When the lanthanum hydride researchers put La4H23 under magnetic fields stronger than its critical magnetic field—breaking its superconducting spell—they saw some unexpected material behaviors. Magnetic fields tend to increase electrical resistance in most metals, but in this high-magnetism state, their material’s resistance sharply dropped instead. Additionally, most metals become less resistant as they cool. But chilled below around –233 °C, the material’s resistance actually rose as its temperature kept decreasing.

“Although high critical temperatures have been a major goal in the field of superconductivity, the critical magnetic field is also important,” said Walsh. “This is especially true for applications that use the superconducting state to generate high magnetic fields.”

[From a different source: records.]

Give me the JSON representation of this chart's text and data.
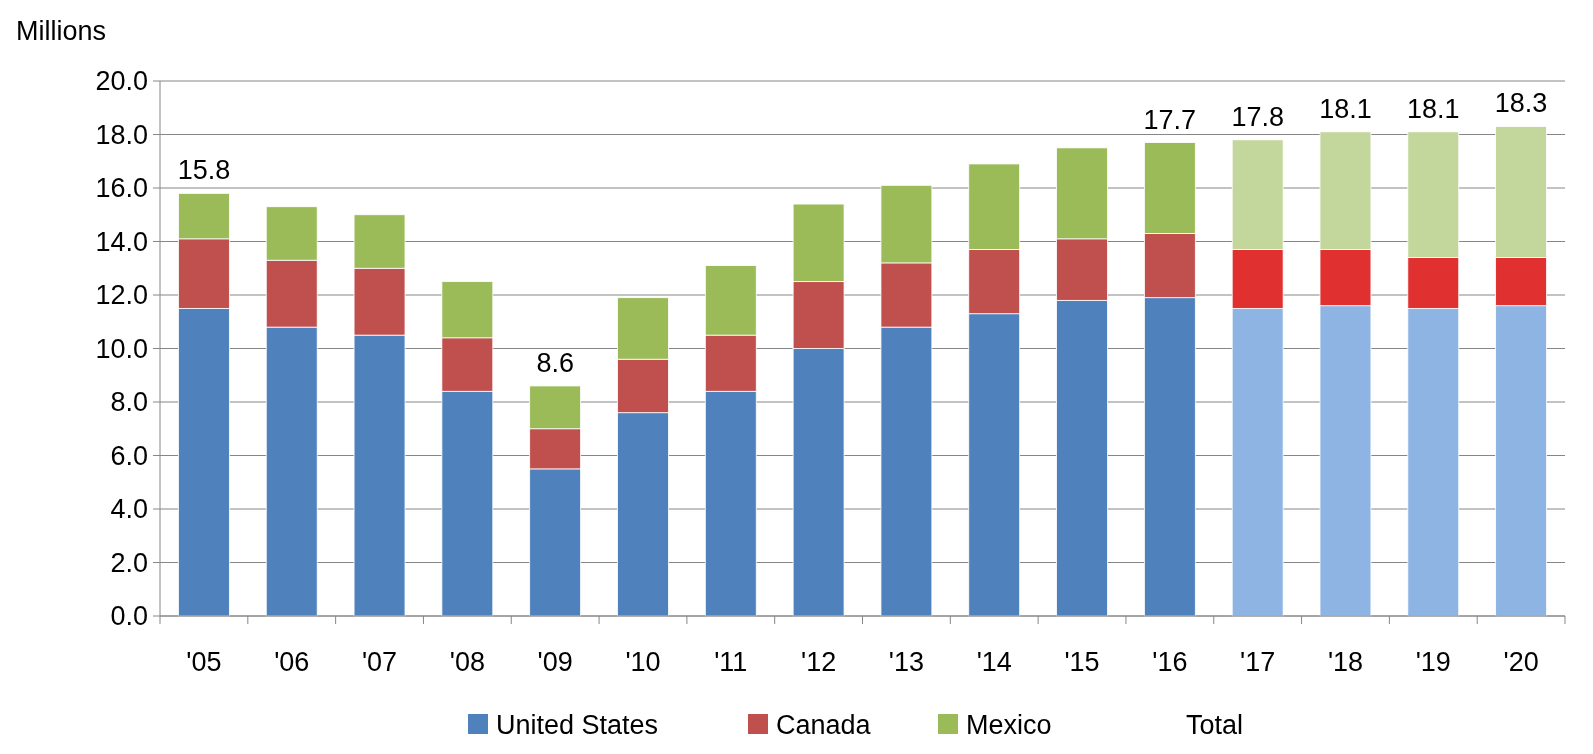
{
  "chart_data": {
    "type": "bar",
    "stacked": true,
    "ylabel": "Millions",
    "categories": [
      "'05",
      "'06",
      "'07",
      "'08",
      "'09",
      "'10",
      "'11",
      "'12",
      "'13",
      "'14",
      "'15",
      "'16",
      "'17",
      "'18",
      "'19",
      "'20"
    ],
    "series": [
      {
        "name": "United States",
        "color": "#4f81bd",
        "colors": [
          "#4f81bd",
          "#4f81bd",
          "#4f81bd",
          "#4f81bd",
          "#4f81bd",
          "#4f81bd",
          "#4f81bd",
          "#4f81bd",
          "#4f81bd",
          "#4f81bd",
          "#4f81bd",
          "#4f81bd",
          "#8eb4e3",
          "#8eb4e3",
          "#8eb4e3",
          "#8eb4e3"
        ],
        "values": [
          11.5,
          10.8,
          10.5,
          8.4,
          5.5,
          7.6,
          8.4,
          10.0,
          10.8,
          11.3,
          11.8,
          11.9,
          11.5,
          11.6,
          11.5,
          11.6
        ]
      },
      {
        "name": "Canada",
        "color": "#c0504d",
        "colors": [
          "#c0504d",
          "#c0504d",
          "#c0504d",
          "#c0504d",
          "#c0504d",
          "#c0504d",
          "#c0504d",
          "#c0504d",
          "#c0504d",
          "#c0504d",
          "#c0504d",
          "#c0504d",
          "#e03030",
          "#e03030",
          "#e03030",
          "#e03030"
        ],
        "values": [
          2.6,
          2.5,
          2.5,
          2.0,
          1.5,
          2.0,
          2.1,
          2.5,
          2.4,
          2.4,
          2.3,
          2.4,
          2.2,
          2.1,
          1.9,
          1.8
        ]
      },
      {
        "name": "Mexico",
        "color": "#9bbb59",
        "colors": [
          "#9bbb59",
          "#9bbb59",
          "#9bbb59",
          "#9bbb59",
          "#9bbb59",
          "#9bbb59",
          "#9bbb59",
          "#9bbb59",
          "#9bbb59",
          "#9bbb59",
          "#9bbb59",
          "#9bbb59",
          "#c3d69b",
          "#c3d69b",
          "#c3d69b",
          "#c3d69b"
        ],
        "values": [
          1.7,
          2.0,
          2.0,
          2.1,
          1.6,
          2.3,
          2.6,
          2.9,
          2.9,
          3.2,
          3.4,
          3.4,
          4.1,
          4.4,
          4.7,
          4.9
        ]
      }
    ],
    "totals": [
      "15.8",
      null,
      null,
      null,
      "8.6",
      null,
      null,
      null,
      null,
      null,
      null,
      "17.7",
      "17.8",
      "18.1",
      "18.1",
      "18.3"
    ],
    "annotations": [
      "Total"
    ],
    "ylim": [
      0,
      20
    ],
    "yticks": [
      {
        "value": 0,
        "label": "0.0"
      },
      {
        "value": 2,
        "label": "2.0"
      },
      {
        "value": 4,
        "label": "4.0"
      },
      {
        "value": 6,
        "label": "6.0"
      },
      {
        "value": 8,
        "label": "8.0"
      },
      {
        "value": 10,
        "label": "10.0"
      },
      {
        "value": 12,
        "label": "12.0"
      },
      {
        "value": 14,
        "label": "14.0"
      },
      {
        "value": 16,
        "label": "16.0"
      },
      {
        "value": 18,
        "label": "18.0"
      },
      {
        "value": 20,
        "label": "20.0"
      }
    ],
    "grid": "y",
    "legend": "bottom"
  }
}
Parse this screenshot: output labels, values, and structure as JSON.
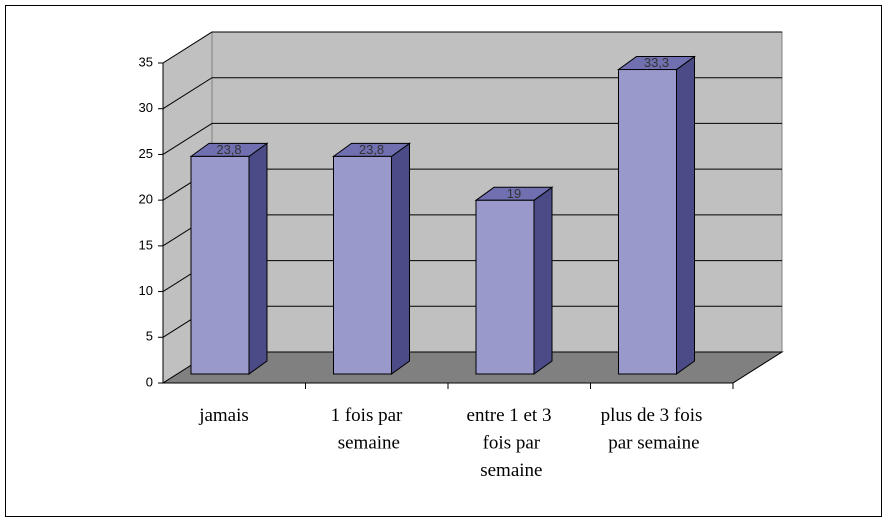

Lanthanum hydrides have glittered at the front of the superconductor stage since 2020. That year, scientists showed that lanthanum dihydride became a superconductor at –23 °C at the previously noted fraction-of-a-terapascal level of pressure.

Putting aside repeated claims that other scientists have failed to replicate, –23 °C is the closest researchers have come to room-temperature superconductivity. Naturally, lanthanum decahydride‘s discovery sent scientists scrambling after other lanthanum hydrides. La4H23 was one of them. In 2022, one team crafted La4H23 alongside six other lanthanum hydrides.

The authors, led by Jianning Guo of Jilin University, in China, published their work in April in the journal National Science Review.